MotherFlippin · 12/11/2008 11:39

This reply has been deleted

Message withdrawn

chisigirl · 12/11/2008 11:41

I think it's a bit unprofessional for three out of the four teachers to even bring up your children's family background actually. Because the unspoken message is that the children in the class who don't come from that type of background aren't going to do as well.

Having said that, I do think it's a good idea to mention it so that they can support your children if needed over the coming weeks and months.

Best of luck with the transition to your new family set-up.

veronika · 12/11/2008 12:17

Another viewpoint.

It seems an odd thing for 3 teachers to mention.

Perhaps they know about the split and are congratulation you on maintaining this new arrangement and the way you have worked things to make sure the children are not harmed?

aseriouslyblondemoment · 12/11/2008 13:46

HCL what u said rings so true & i hope will be of comfort 2 Quadrophenia & any other of us mums going thru it
Quadrophenia just remember that just because u couldnt make your relationship work doesnt make u a failure or a bad person(any1 thinking that can just bugger off IMO)far better 4 your children 2 grow up in a happy home where they see their mum happy & not living a lie.
a thing a friend(also div) said 2 me which helped put things in2 perspective was 'ask urself when u were last truly happy?'this clinched it 4 me!

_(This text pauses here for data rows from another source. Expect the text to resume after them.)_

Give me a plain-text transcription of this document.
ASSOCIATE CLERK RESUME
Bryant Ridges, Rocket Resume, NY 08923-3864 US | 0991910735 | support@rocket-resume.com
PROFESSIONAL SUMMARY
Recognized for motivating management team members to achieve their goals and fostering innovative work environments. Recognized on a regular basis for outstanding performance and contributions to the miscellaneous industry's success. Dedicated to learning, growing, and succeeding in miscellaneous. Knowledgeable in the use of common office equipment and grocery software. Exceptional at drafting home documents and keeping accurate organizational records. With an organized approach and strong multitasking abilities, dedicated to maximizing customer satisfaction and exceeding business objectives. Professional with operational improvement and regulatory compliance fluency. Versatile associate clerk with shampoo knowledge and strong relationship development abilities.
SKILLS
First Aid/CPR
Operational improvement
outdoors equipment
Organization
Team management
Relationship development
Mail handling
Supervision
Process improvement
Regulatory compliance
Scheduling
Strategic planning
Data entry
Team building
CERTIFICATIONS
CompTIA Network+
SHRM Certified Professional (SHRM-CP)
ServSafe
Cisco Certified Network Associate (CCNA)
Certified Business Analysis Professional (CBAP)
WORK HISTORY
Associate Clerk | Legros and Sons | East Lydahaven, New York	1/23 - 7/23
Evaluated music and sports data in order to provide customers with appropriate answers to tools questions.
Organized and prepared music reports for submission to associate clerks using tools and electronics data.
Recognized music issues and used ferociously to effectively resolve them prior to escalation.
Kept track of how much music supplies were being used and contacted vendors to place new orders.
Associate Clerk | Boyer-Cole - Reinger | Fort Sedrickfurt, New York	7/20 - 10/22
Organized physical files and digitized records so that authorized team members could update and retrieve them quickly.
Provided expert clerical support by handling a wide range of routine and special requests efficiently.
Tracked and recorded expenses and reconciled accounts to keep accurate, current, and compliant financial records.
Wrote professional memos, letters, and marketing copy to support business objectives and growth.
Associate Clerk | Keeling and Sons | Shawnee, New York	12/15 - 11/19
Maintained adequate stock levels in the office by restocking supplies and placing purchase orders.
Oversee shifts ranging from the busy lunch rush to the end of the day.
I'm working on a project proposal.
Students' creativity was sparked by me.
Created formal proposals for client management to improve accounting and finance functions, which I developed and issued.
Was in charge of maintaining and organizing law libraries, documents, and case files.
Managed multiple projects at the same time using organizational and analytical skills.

aseriouslyblondemoment · 12/11/2008 13:46

HCL what u said rings so true & i hope will be of comfort 2 Quadrophenia & any other of us mums going thru it
Quadrophenia just remember that just because u couldnt make your relationship work doesnt make u a failure or a bad person(any1 thinking that can just bugger off IMO)far better 4 your children 2 grow up in a happy home where they see their mum happy & not living a lie.
a thing a friend(also div) said 2 me which helped put things in2 perspective was 'ask urself when u were last truly happy?'this clinched it 4 me!